A Short Note on Independent and Dependent Events

Those who study mathematics at a more advanced level will find that probability theory is an important topic to cover. For instance, the weather forecast for some regions indicates that there is a chance that it will rain today that is equal to or greater than fifty percent. A chance of something happening is what we mean when we talk about its probability. One or more outcomes are meant to be referred to when using the term “event.” The term “event” refers to the possible outcome of the situation. The term “total events” refers to any and all possible outcomes that may come about in connection with the experiment that was asked about in the question. Also referred to as favourable events, the events of interest fall under this category.

Sure and Unsure events

When the likelihood of an event occurring is one hundred percent, we refer to that occurrence as a sure event. There is a one in one chance of such a thing happening. One is very likely to obtain the desired outcome throughout the entirety of the sample experiment in the event of a certain event.

On the other hand, the probability of an event being zero is likely to be the case when there are no chances of that event occurring in the first place. It has been asserted that this occurrence cannot take place.

According to the nature of the events themselves, we can divide them into one of three categories, which are as follows:

• Independent Events
• Dependent Events
• Mutually exclusive events

First, let’s get a handle on the simple and the compound events so that we can have a better understanding of the dependent and independent events.

Simple Event

In the field of probability, a “simple event” is defined as an occurrence that only occupies a single point of the sample space.

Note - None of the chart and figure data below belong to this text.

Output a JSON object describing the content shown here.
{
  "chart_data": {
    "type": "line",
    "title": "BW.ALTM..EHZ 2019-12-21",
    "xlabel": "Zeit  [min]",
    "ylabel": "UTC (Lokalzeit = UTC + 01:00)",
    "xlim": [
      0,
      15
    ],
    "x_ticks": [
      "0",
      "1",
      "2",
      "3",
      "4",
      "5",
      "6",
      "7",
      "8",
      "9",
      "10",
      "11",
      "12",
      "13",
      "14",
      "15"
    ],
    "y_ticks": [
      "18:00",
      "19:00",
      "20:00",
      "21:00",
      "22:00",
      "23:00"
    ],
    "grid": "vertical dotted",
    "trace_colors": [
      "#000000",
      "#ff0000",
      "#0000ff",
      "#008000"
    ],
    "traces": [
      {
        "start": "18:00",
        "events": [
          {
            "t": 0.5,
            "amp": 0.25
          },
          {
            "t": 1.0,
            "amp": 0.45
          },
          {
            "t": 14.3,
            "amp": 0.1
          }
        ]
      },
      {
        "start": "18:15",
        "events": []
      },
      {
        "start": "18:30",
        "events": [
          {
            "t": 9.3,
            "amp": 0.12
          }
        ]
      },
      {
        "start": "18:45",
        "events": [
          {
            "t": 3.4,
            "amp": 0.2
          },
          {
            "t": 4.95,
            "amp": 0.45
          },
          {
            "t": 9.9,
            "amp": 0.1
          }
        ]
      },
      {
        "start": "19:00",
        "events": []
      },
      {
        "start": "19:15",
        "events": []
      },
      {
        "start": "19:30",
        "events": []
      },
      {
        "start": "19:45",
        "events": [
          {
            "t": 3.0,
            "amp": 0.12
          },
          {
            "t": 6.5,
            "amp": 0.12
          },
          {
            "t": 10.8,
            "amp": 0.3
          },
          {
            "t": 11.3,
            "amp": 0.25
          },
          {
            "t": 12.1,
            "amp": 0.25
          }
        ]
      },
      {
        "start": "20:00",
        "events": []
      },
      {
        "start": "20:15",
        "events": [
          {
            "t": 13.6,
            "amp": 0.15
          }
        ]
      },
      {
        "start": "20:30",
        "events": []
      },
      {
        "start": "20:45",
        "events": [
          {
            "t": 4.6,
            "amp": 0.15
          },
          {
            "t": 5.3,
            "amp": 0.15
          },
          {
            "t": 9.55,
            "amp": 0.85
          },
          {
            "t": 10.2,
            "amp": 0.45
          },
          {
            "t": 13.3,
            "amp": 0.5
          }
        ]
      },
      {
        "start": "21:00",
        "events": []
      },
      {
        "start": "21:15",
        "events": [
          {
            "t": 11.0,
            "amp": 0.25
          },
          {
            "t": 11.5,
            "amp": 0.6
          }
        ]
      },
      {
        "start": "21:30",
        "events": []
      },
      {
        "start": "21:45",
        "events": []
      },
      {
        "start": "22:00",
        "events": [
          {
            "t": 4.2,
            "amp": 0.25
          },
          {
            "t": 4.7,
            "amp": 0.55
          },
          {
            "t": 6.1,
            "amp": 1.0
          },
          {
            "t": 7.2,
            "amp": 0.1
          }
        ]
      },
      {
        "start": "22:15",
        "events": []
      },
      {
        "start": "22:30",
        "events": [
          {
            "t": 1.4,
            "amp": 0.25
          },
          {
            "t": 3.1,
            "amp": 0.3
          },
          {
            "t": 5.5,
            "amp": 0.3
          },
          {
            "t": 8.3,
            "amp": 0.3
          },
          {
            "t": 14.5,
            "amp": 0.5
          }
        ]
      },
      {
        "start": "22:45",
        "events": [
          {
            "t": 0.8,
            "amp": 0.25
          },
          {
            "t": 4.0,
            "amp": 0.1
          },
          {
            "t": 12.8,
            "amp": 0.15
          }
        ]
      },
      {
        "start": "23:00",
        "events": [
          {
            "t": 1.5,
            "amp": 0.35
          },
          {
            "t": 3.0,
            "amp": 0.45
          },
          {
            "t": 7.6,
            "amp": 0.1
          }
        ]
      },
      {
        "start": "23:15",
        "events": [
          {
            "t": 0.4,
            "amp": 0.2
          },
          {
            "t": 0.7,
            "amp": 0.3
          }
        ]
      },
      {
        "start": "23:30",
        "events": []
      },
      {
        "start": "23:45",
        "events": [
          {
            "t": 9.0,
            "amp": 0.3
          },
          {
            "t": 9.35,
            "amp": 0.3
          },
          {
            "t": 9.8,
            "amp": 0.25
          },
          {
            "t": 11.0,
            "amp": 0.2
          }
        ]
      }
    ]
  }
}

The likelihood of an event taking place can be expressed as the ratio of the number of favourable outcomes to the total number of outcomes.

Compound events

A phenomenon is said to be a compound event if it can be represented by more than one sample point. The simple events are easier to understand than the compound events, which are slightly more complicated. The likelihood of these events occurring together involves the occurrence of more than one event at the same time. The sum of all the possible outcomes of a compound event is 1, which is the same as its total probability.

The equation shown here is the one that is used to compute probabilities:

To begin, we will calculate the likelihood that each event will take place. After that, we will add all of these probabilities together and multiply the total. If there is more than one event taking place, then the numerator, which represents the number of positive outcomes, will be greater than 1.

Dependent Events

Events are said to be dependent on one another when their outcomes are determined by the results of events that have already taken place in the past. In other words, two or more events that are dependent on one another are referred to collectively as dependent events. If by some fluke one event is altered, then another is probably going to turn out differently.

Accordingly, if the occurrence of one event does influence the likelihood that the other event will also take place, then the two events are said to be dependent on one another.

Independent events

Events are considered to be independent if their occurrence does not depend in any way on the occurrence of any other event. It is said that two events A and B are considered to be independent if the probability of one event A occurring does not change depending on the likelihood of another event B occurring.

Examples:

A toss of the coin.

Sample Space S equals “H, T” in this case, and both “H” and “T” are considered to be independent events.

Rolling a die.

All of the events that make up Sample Space S = 1, 2, 3, 4, 5, and 6 can be considered independent.

Both of the aforementioned examples are straightforward occurrences. Even compound events can be independent events. Take, for instance:

The game consists of rolling a die and flipping a coin.

Sample space is denoted by the equation S ={(1,H), (2,H), (3,H), (4,H), (5,H), and (6,H), (1,T), (2,T), (3,T), (4,T), (5,T),(6,T)}

These occurrences cannot take place simultaneously, so we can say that they are independent of one another.

Mutually Exclusive Events

It is said that two events, A and B, are mutually exclusive events if it is impossible for both of them to take place at the same time. Events that are mutually exclusive will never have a result that is the same.

Conclusion

When the likelihood of an event occurring is one hundred percent, we refer to that occurrence as a sure event. There is a one in one chance of such a thing happening. One is very likely to obtain the desired outcome throughout the entirety of the sample experiment in the event of a certain event.In the field of probability, a “simple event” is defined as an occurrence that only occupies a single point of the sample space.A phenomenon is said to be a compound event if it can be represented by more than one sample point.Events are said to be dependent on one another when their outcomes are determined by the results of events that have already taken place in the past.Events are considered to be independent if their occurrence does not depend in any way on the occurrence of any other event.